All news

Russia unconcerned by NATO's assessment of S Ossetia election

NATO does not recognize the presidential election that was held in South Ossetia on Sunday, November 13, Secretary General Anders Fogh Rasmussen said

BRUSSELS, November 14 (Itar-Tass) — Russia is unconcerned by NATO’s assessments of the presidential election in South Ossetia, Dmitry Rogozin, the Russian ambassador to North-Atlantic Alliance said Monday in a comment on NATO Secretary General’s statement regarding the election results.

“NATO doesn’t have the appropriate competence to make statements of this kind,” Rogozin said. “It isn’t a humanitarian organization and it doesn’t have observers either in the region in general or at this election specifically.”

NATO does not recognize the presidential election that was held in South Ossetia on Sunday, November 13, Secretary General Anders Fogh Rasmussen said.

He reiterated NATO’s position of non-recognition of South Ossetia and Abkhazia as independent states and referred to the former as a region of Georgia.

Rasmussen claimed that the election in the young South Ossetian republic, the first one after the Georgian government’s armed punitive operation it in August 2008, does not facilitate a peaceful and long-term settlement of the situation in Georgia.

He indicated that NATO reaffirms one more time its support to Georgia’s sovereignty and territorial integrity within what he called the internationally recognized borders of that country.

Catherine Ashton, the EU High Representative for Foreign Affairs and Security Policy said the EU does not recognize a legitimate grounding of the presidential election in South Ossetia.

She voiced the EU’s full support to Georgia’s “territorial integrity.”
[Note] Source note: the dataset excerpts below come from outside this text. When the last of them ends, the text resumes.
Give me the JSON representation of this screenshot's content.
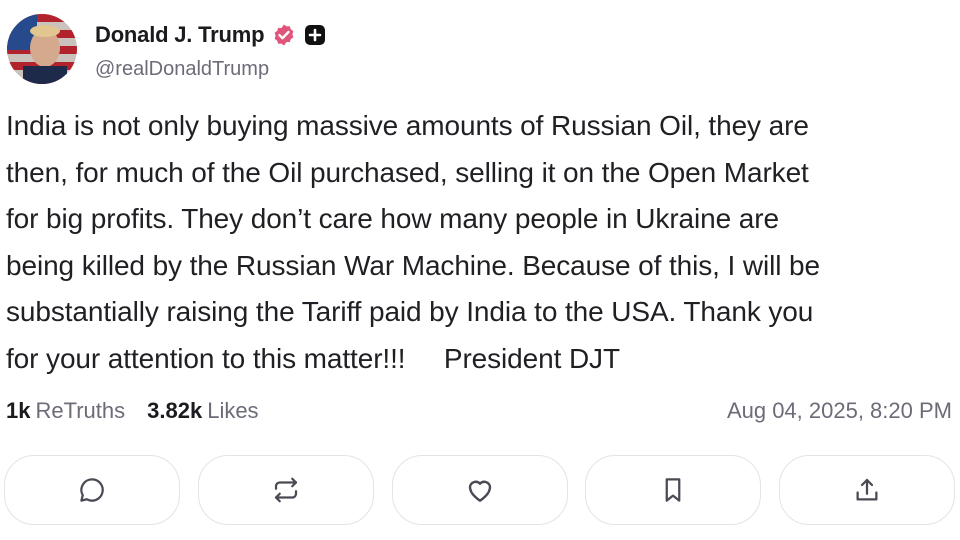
{
  "author": {
    "display_name": "Donald J. Trump",
    "handle": "@realDonaldTrump",
    "avatar": "avatar-photo",
    "verified_icon": "verified-badge-icon",
    "plus_icon": "plus-badge-icon",
    "verified_color": "#e0567b"
  },
  "post": {
    "text": "India is not only buying massive amounts of Russian Oil, they are\nthen, for much of the Oil purchased, selling it on the Open Market\nfor big profits. They don’t care how many people in Ukraine are\nbeing killed by the Russian War Machine. Because of this, I will be\nsubstantially raising the Tariff paid by India to the USA. Thank you\nfor your attention to this matter!!!     President DJT",
    "retruths_count": "1k",
    "retruths_label": "ReTruths",
    "likes_count": "3.82k",
    "likes_label": "Likes",
    "timestamp": "Aug 04, 2025, 8:20 PM"
  },
  "actions": [
    {
      "name": "reply",
      "icon": "comment-icon"
    },
    {
      "name": "retruth",
      "icon": "repost-icon"
    },
    {
      "name": "like",
      "icon": "heart-icon"
    },
    {
      "name": "bookmark",
      "icon": "bookmark-icon"
    },
    {
      "name": "share",
      "icon": "share-icon"
    }
  ]
}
"In view of the reports about the elections in the Georgian breakaway region of South Ossetia on the 13 November, this statement is to recall that the European Union does not recognize the constitutional and legal framework within which these elections have taken place," Baroness Ashton said in her statement.
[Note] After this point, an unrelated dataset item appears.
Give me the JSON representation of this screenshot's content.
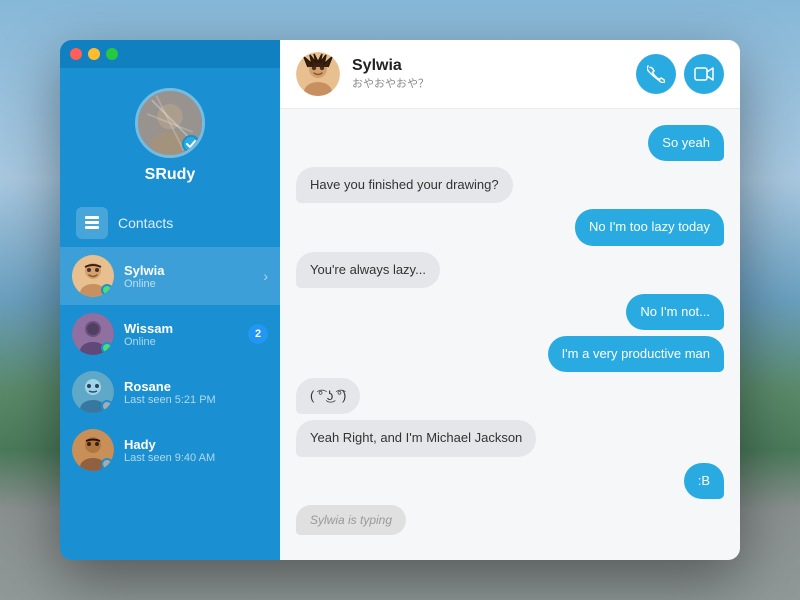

She stressed in this connection the importance of consultations on the long-term upkeep of peace and stability in the region. The consultations are held in Geneva.
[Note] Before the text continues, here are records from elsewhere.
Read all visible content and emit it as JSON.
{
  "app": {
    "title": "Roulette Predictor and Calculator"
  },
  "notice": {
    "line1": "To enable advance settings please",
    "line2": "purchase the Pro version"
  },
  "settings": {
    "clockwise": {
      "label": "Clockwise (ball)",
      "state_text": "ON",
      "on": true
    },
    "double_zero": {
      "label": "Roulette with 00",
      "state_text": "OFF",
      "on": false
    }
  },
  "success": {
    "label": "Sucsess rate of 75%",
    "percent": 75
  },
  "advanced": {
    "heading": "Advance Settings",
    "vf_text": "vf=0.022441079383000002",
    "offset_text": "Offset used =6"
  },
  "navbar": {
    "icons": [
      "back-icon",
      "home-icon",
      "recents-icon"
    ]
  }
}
Georgia’s Deputy Foreign Minister Nino Kalandadze made a rather predictable comment on the elections, calling them “illegitimate and unlawful”.

She claimed that two-thirds of the native population of South Ossetia – which she labeled with the term ‘Tskhinvali region’ – had been driven out of that country and thus did not have an opportunity to take part in the election.

This made the Sunday voting devoid of legal grounds, Kalandadze said.